Его брат угрюмо и печально кивнул:
— Мама и папа говорили нам, что к колдуньям очень плохо относятся. Но о таких ужасах они ни словом не намекали!
— Не сомневайтесь, разозленные крестьяне обходятся без намеков, — заверила его Фагия. — И в конце концов они поведут вас, измученных, избитых, истекающих кровью, на костер! А когда пламя обнимет вас со всех сторон, они будут кричать от радости!
Горько рыдая, она отвела взгляд.
Корделия, дрожа от волнения, посмотрела на братьев.
— Нечего дивиться, — сказала она, — что мама с папой так сердятся на тех, кто плохо говорит о волшебниках!
Магнус кивнул. Лицо у него стало как каменное.
Грегори робко подошел к Фагии:
— Так вы… поэтому хотели нас прогнать? Боялись, что мы позовем сюда людей, которые сделают вам плохо?
Фагия мотнула головой, уставилась на малыша:
— Нет, малыш! Бедняжка! Не поэтому! А из-за того, почему я прячусь здесь и живу в одиночестве, чтобы никто меня не разыскал!
Грегори наморщил лоб:
— И почему?
— Не из-за той обиды и боли, которую мне причинили, — отвечала Фагия, — и вовсе не из-за того, что я сделала им. Из-за того, что стало с ними из-за меня.
Грегори непонимающе покачал головой.
— С людьми что-то случилось из-за вас? — подойдя к брату, проговорил Магнус. — Но кто же это сделал?

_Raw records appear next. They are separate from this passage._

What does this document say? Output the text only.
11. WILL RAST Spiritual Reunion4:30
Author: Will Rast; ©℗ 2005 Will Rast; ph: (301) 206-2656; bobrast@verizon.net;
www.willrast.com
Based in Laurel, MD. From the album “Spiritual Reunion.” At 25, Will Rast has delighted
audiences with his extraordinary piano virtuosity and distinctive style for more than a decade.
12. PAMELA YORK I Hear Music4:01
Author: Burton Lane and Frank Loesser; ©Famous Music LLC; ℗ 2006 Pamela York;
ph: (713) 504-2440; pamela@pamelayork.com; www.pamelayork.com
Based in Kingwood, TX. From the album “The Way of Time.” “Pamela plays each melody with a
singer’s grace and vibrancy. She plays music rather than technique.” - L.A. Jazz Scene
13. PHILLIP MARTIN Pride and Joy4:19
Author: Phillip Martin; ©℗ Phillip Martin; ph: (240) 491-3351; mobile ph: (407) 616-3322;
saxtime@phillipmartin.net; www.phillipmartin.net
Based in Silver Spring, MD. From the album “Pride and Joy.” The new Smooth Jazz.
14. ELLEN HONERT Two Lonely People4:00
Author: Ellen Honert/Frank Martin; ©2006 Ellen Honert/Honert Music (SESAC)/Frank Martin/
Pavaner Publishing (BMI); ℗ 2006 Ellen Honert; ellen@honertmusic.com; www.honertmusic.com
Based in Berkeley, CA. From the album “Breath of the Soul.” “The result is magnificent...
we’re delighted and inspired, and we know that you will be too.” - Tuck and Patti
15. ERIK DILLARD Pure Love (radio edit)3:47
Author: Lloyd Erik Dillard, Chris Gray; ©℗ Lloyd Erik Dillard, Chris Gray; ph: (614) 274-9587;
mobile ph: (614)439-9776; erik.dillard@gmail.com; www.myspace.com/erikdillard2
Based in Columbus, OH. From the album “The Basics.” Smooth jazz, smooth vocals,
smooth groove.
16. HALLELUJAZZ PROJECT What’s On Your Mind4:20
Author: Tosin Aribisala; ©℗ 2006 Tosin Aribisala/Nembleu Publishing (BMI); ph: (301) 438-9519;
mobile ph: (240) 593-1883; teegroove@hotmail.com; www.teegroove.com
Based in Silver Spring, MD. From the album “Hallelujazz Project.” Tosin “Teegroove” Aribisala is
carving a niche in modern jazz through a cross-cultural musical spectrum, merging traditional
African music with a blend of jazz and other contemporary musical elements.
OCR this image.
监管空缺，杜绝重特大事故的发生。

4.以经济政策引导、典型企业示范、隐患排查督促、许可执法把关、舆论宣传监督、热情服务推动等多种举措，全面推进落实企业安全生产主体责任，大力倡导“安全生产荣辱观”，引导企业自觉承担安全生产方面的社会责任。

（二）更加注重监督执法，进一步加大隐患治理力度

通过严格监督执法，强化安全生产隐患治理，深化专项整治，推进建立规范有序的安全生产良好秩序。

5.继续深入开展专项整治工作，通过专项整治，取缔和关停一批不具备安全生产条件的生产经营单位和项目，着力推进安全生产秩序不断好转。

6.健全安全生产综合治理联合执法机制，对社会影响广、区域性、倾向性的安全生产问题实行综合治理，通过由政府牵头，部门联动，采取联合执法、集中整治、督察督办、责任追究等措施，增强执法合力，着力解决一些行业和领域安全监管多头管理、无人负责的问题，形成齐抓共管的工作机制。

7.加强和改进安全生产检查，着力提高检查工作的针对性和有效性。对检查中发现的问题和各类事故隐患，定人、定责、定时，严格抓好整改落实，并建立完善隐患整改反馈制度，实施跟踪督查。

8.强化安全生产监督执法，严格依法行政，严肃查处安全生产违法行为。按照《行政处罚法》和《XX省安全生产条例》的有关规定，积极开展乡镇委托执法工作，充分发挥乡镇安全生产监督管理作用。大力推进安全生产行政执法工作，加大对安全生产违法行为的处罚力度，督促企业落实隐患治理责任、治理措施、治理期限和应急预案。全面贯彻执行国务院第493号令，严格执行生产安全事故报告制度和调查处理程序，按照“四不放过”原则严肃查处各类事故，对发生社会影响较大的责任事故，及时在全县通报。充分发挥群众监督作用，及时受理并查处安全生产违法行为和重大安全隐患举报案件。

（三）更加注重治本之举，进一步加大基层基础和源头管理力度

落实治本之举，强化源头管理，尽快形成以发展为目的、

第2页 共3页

— Лонтар, — поежившись, ответила старуха. — Еще в ранней юности он решил творить зло где только можно. Он ухаживал за мной. «Почему двоим колдунам не пожениться? — так он говорил. — Представь, насколько возрастет наше колдовское могущество!» Но я-то его хорошо, знала. Зло просто-таки сочилось из него, от него пахло злом. «Нет», — отвечала я ему. «Нет», — повторяла я вновь и вновь, но он все не отступался, и как-то раз, когда он пошел за мной до дверей моего дома, я захлопнула дверь перед его носом, да так, что угодила ему по физиономии. Он упал и лишился чувств, а я заперла дверь на засов и, дрожа, припала к ней. А когда он пришел в себя, ему оставалось только бесноваться, ибо колдуны-мужчины не способны заставить засов открыться, хвала Небесам!

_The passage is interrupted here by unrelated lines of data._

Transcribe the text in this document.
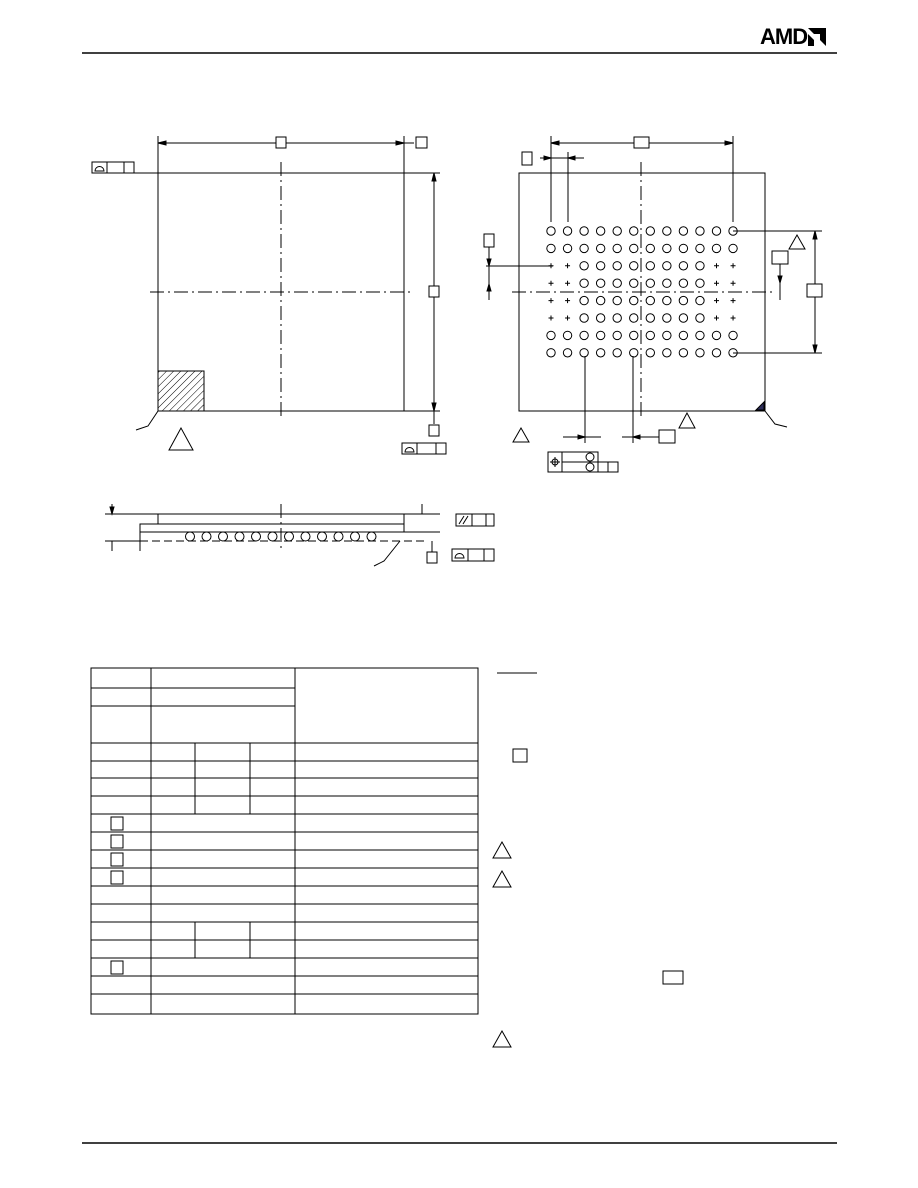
AMD
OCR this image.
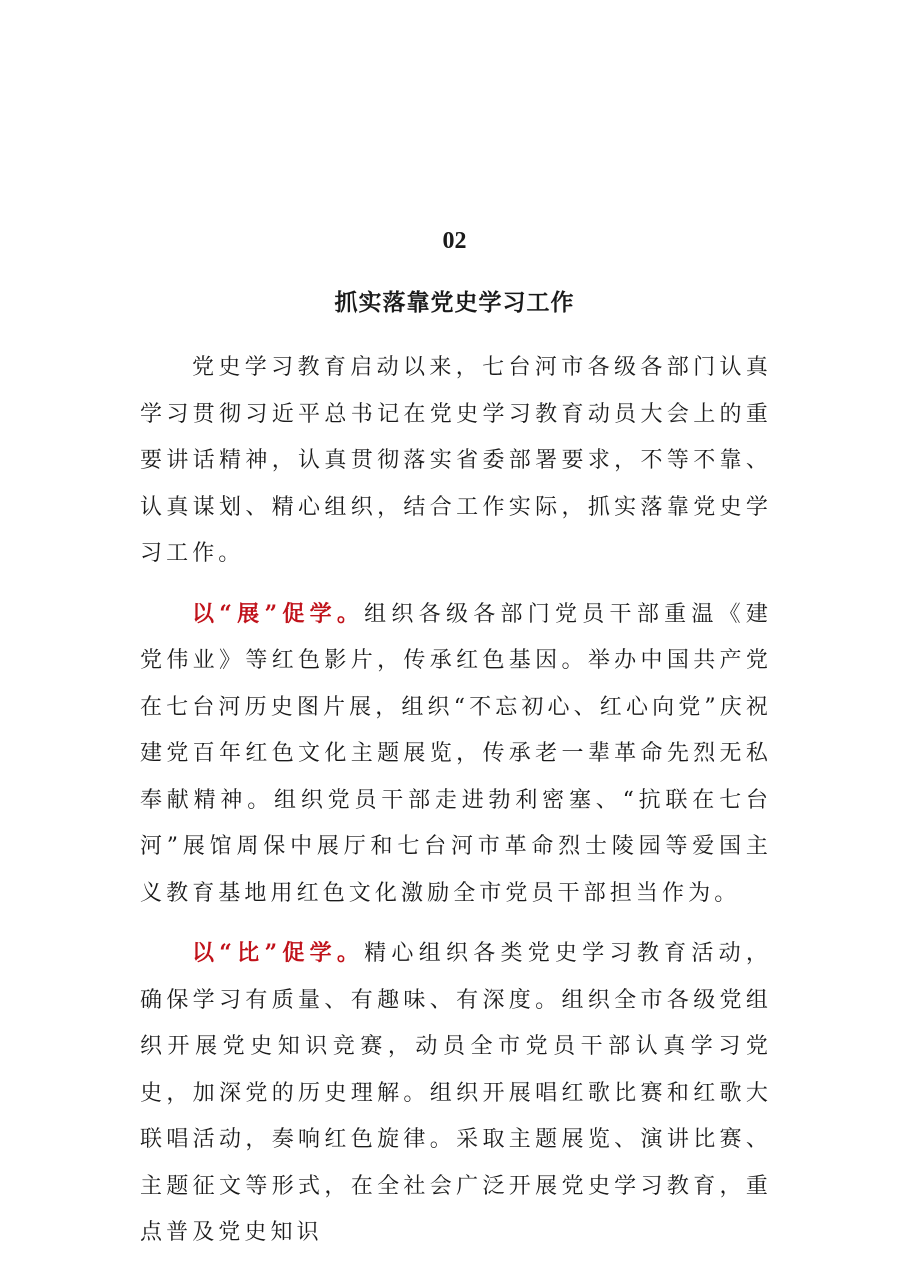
02
抓实落靠党史学习工作

党史学习教育启动以来，七台河市各级各部门认真学习贯彻习近平总书记在党史学习教育动员大会上的重要讲话精神，认真贯彻落实省委部署要求，不等不靠、认真谋划、精心组织，结合工作实际，抓实落靠党史学习工作。

以“展”促学。组织各级各部门党员干部重温《建党伟业》等红色影片，传承红色基因。举办中国共产党在七台河历史图片展，组织“不忘初心、红心向党”庆祝建党百年红色文化主题展览，传承老一辈革命先烈无私奉献精神。组织党员干部走进勃利密塞、“抗联在七台河”展馆周保中展厅和七台河市革命烈士陵园等爱国主义教育基地用红色文化激励全市党员干部担当作为。

以“比”促学。精心组织各类党史学习教育活动，确保学习有质量、有趣味、有深度。组织全市各级党组织开展党史知识竞赛，动员全市党员干部认真学习党史，加深党的历史理解。组织开展唱红歌比赛和红歌大联唱活动，奏响红色旋律。采取主题展览、演讲比赛、主题征文等形式，在全社会广泛开展党史学习教育，重点普及党史知识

Грегори быстро переглянулся с братьями.
— Ну а потом ему оставалось только слоняться у меня под дверью. Он и слонялся — то и дело, а потом наложил на меня заклятие. Стоило кому-то положить на меня глаз — и этот мужчина умирал страшной смертью. Поначалу я не понимала, что все дело в Лонтаре, но за две недели все мои друзья умерли в жутких мучениях. Они лежат… О нет! — Она зажмурилась и проговорила: — Нет, я не стану об этом рассказывать детям!
Однако дети прочли ее мысли, и перед ними — на счастье, лишь на миг — предстала жуткая картина: разбросанные руки и ноги, торчащие кости. Даже Джеффри содрогнулся, а Корделия не удержалась и вскрикнула, но тут же прикрыла рот ладошкой. Грегори испуганно пискнул и нырнул под юбку сестры. Она обняла малыша и уставилась на связанную колдунью, лежавшую на земле и горько рыдавшую.